Internet is a no man’s land. It can also be a landscape, in which accidental connection can be established and miraculous bond can be built. people seek connection, and understanding more than ever in today’s world, where the entanglement of technological wires can leave us distracted, lead us astray, and where a split of seconds seems all there is that some of our so called “friends” are willing to spend on us. Unbeknownst to them, their frugality in the reciprocity department of an amicable relationship is gradually chipping away the foundation of what was once an intricate prelude to a beautifully shared life chapter.

Once in awhile, life brings us surprises. We may unexpectedly strike up a connection with someone on a different computer screen, whose longings match our own. In sharing our deepest secrets, darkest desires, and wildest dreams with that cyber stranger, we let go of our inhibition; a decision, made in the spur of a moment, which can lead us to embark on a daring adventure, or be back to haunt us by causing us to lament our lack of maturity and foresight.

Having maturity is a subject matter, amongst many others, that is responsible for making us feel happy or otherwise. I understand the importance of being happy; that being said, I wonder whether or not we have gotten to a point, where we, collectively, tend to over-emphasize, out of balance, on the subject of happiness. This over-emphasis causes a separation between the aspiration and reality, the fallout of which leads even more of us to feel unhappy being who we are, doing what we do, and living where we live.

We are all aspired to be happy. Yes, I use the word, aspire, because being happy, in this day and age, can sometimes feel like a chore for many of us.
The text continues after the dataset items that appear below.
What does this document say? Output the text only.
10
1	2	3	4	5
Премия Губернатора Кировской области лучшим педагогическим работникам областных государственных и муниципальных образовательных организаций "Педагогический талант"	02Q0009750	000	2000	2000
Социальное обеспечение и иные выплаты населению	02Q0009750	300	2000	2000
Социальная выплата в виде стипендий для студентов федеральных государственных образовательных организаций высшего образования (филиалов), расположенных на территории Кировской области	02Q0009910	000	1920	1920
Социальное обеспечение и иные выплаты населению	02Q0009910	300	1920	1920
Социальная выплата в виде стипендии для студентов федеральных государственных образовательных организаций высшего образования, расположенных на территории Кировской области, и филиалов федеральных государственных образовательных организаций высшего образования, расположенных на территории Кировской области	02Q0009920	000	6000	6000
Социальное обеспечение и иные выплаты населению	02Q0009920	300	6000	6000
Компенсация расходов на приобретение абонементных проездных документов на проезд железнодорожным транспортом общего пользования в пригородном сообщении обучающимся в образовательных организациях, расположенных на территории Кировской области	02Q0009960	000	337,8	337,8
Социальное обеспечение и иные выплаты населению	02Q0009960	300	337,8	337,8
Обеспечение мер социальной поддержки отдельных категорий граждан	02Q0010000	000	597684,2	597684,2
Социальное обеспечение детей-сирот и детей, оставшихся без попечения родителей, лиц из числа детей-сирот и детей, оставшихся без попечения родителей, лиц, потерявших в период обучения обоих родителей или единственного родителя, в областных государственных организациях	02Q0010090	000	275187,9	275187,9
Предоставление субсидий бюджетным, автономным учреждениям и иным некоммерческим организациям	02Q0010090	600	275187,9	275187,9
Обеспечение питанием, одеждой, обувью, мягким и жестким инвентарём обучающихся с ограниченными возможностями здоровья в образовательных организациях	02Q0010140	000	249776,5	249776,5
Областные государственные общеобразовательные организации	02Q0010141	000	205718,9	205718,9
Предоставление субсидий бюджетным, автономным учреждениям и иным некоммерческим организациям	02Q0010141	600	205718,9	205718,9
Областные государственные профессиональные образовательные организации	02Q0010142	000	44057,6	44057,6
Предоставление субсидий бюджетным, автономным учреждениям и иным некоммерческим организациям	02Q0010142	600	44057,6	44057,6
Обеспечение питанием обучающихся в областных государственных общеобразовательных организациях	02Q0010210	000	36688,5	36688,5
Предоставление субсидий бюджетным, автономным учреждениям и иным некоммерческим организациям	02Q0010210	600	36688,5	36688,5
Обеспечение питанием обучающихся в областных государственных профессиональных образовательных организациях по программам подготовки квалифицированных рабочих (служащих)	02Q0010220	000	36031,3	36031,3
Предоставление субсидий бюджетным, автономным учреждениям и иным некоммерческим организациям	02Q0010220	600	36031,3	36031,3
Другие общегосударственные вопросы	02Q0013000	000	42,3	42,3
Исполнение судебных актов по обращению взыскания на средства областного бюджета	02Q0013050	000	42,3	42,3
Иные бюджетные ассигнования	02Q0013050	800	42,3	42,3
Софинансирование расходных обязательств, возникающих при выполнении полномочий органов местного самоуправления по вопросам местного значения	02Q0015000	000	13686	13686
I was listening to BBC London radio last night. A late night talk show host chose a subject to arouse his listeners interest: Is early forties the unhappiest time in a person’s life?

In my opinion, once we hit the double digits, age wise, it is really difficult to be one hundred percent happy just like the carefree child that we all once were. To some extent, I believe that we are collectively brainwashed by the society at large into thinking that every decade is ushered in with more uncertainties and responsibilities, of which is usually translated to more sadness than joy.

In our teenage years, the beginning of our hormonal changes, and formation of our individual self-identity makes us confused and feel like a rebel. In our twenties, the residues of our teenage angst, compounded with newly found adult responsibilities keep flaming our deepest fire. In our thirties, the ever-growing self-imposed pressures, along with the formal assumption of conventional, traditional professional and family roles burden, incessantly, our cerebral health and well-being. In our forties, the reality of approaching a mid-life crisis depresses us before the time even arrives.

Can we ever be happy, in its truest sense without a tad of sadness, burden, or worry in our adulthood? I am unsure that I have an answer to this question.